Published online by Cambridge University Press: 16 April 2025
Conspiracy minded
Barbara Hogan estimated that ‘a hundred or more’ people were detained during her time.
This was significant: it was African, it was Indian, it was coloured and it was whites; quite a lot of whites. It was firstly an indication that there was a big nonracial something happening, but secondly that whites were beginning to identify with the ANC … certainly they also thought that they really had captured the entire leadership of this post-1976 mass movement that was Congress aligned. They were very cocksure of themselves. They were stupid. In the early phase of my interrogation, they were bragging to me that there would be van loads of us standing trial, the biggest treason trial, much bigger than the ‘56 treason trial. And they were cock-ahoop. They really thought they’d cracked it. When they weren't able to establish the evidence that would stand up (even in a prejudiced apartheid court) of the linkages between the ANC and these activists, the organisational linkages, suddenly their case looked a whole lot weaker.
Contrary to what the security police might have imagined at the time, the political climate among young opponents of apartheid in the late 1970s was fluid, contested and experimental. Devan Pillay, a young man raised in East London, classified racially as Indian, and studying at Rhodes University, found himself right in the middle of all of these different political trajectories.
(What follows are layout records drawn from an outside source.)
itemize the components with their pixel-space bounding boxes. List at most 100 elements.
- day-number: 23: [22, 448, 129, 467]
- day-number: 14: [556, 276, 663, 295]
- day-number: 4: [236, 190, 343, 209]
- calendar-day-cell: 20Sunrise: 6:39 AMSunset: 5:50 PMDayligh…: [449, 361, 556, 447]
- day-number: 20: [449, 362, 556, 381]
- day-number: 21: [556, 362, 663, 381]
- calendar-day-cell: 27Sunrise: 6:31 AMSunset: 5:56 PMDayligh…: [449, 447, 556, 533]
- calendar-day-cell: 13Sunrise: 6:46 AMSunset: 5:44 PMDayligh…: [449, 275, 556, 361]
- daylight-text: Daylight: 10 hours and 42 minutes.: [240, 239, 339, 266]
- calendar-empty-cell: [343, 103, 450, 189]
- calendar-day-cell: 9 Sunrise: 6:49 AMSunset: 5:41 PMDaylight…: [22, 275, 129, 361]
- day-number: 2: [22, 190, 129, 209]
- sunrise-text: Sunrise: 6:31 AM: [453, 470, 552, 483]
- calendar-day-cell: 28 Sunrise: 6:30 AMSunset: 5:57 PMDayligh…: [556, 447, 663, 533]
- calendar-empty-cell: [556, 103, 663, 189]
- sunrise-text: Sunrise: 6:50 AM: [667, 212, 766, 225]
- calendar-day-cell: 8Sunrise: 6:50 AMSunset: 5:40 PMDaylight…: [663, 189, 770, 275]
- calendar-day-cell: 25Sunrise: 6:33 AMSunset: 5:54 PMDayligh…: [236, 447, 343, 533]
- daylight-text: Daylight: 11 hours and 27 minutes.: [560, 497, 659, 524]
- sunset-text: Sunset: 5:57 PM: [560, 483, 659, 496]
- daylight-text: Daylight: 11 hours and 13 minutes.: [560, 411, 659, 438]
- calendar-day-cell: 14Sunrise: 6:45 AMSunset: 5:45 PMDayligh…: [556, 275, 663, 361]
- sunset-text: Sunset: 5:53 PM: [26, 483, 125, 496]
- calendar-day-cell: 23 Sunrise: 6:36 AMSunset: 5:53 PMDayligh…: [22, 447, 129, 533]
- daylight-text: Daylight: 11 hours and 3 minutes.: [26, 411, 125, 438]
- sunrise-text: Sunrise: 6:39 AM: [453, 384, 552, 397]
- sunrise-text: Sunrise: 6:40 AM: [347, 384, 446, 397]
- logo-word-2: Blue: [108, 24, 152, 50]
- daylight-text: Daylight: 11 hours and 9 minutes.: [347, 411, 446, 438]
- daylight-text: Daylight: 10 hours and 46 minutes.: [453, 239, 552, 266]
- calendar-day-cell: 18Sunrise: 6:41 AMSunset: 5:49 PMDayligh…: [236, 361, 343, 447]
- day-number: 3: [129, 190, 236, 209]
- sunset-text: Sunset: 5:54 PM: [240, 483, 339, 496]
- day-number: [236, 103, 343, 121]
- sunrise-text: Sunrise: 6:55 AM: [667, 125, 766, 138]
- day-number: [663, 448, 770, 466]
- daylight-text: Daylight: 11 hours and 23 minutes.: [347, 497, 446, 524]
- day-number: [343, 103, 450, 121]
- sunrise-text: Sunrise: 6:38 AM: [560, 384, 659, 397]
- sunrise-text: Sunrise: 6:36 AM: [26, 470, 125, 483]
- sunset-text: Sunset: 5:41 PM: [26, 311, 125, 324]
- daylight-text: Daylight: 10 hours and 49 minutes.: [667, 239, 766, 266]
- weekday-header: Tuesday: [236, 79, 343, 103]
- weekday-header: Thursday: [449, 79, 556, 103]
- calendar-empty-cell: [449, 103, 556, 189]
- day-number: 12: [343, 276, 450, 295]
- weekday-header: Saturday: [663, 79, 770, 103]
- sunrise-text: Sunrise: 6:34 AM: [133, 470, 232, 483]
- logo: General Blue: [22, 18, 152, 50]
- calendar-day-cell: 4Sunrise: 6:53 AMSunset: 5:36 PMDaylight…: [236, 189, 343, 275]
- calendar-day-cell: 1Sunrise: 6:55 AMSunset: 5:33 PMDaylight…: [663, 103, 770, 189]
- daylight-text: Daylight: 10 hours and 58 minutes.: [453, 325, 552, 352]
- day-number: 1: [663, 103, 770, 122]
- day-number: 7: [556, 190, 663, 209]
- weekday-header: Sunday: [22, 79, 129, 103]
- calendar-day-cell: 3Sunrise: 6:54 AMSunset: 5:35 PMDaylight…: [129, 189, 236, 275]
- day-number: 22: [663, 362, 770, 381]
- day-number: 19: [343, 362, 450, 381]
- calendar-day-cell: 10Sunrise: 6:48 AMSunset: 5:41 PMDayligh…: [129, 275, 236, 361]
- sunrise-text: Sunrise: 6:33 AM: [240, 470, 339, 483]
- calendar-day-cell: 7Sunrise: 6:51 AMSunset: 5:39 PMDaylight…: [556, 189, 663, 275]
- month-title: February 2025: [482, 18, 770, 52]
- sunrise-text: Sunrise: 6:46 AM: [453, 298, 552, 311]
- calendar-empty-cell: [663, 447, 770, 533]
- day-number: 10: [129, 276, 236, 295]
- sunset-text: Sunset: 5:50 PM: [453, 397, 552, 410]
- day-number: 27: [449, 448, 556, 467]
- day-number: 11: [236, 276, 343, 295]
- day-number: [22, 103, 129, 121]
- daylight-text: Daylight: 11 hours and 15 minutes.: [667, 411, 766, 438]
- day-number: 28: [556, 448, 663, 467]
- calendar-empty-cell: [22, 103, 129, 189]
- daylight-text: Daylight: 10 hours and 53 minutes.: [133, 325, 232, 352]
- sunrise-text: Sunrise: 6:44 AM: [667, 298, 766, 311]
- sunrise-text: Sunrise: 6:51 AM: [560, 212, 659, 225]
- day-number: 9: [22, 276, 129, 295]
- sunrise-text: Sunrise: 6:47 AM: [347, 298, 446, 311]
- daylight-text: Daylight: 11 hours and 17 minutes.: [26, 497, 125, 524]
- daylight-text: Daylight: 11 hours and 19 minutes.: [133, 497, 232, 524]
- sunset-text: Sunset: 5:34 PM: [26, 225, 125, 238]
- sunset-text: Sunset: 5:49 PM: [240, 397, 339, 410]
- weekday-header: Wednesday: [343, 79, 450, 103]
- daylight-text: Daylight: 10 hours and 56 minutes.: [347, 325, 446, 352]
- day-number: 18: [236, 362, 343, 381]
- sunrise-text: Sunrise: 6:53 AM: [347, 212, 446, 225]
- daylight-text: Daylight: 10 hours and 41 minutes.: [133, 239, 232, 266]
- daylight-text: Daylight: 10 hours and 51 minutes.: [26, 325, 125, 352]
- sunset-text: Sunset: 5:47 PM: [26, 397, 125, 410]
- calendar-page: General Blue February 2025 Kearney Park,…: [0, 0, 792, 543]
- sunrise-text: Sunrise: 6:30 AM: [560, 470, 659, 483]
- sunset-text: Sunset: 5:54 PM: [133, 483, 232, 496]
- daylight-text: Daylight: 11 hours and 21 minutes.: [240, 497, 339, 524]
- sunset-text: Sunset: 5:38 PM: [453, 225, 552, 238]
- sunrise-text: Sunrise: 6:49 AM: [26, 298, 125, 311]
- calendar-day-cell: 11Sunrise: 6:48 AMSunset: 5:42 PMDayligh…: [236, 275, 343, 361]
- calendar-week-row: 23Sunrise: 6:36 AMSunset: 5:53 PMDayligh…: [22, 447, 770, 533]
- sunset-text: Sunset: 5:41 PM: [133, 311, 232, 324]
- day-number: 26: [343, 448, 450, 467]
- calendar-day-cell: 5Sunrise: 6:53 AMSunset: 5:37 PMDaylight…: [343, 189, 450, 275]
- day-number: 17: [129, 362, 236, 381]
Along with his friend Lindy Harris and a white lecturer at Rhodes named Guy Berger, Pillay was part of a reading group, which had been organised with the explicit goal of understanding the ANC and Marxism more deeply. At the same time, Pillay had some contact with people who were active in the ANC underground, including Mandla Gxanyana, and a distant relative of his, whom the ANC sent to recruit Pillay. In other words, according to Pillay, ‘I was sort of ready to be recruited into a political project … But I wasn't yet recruited.’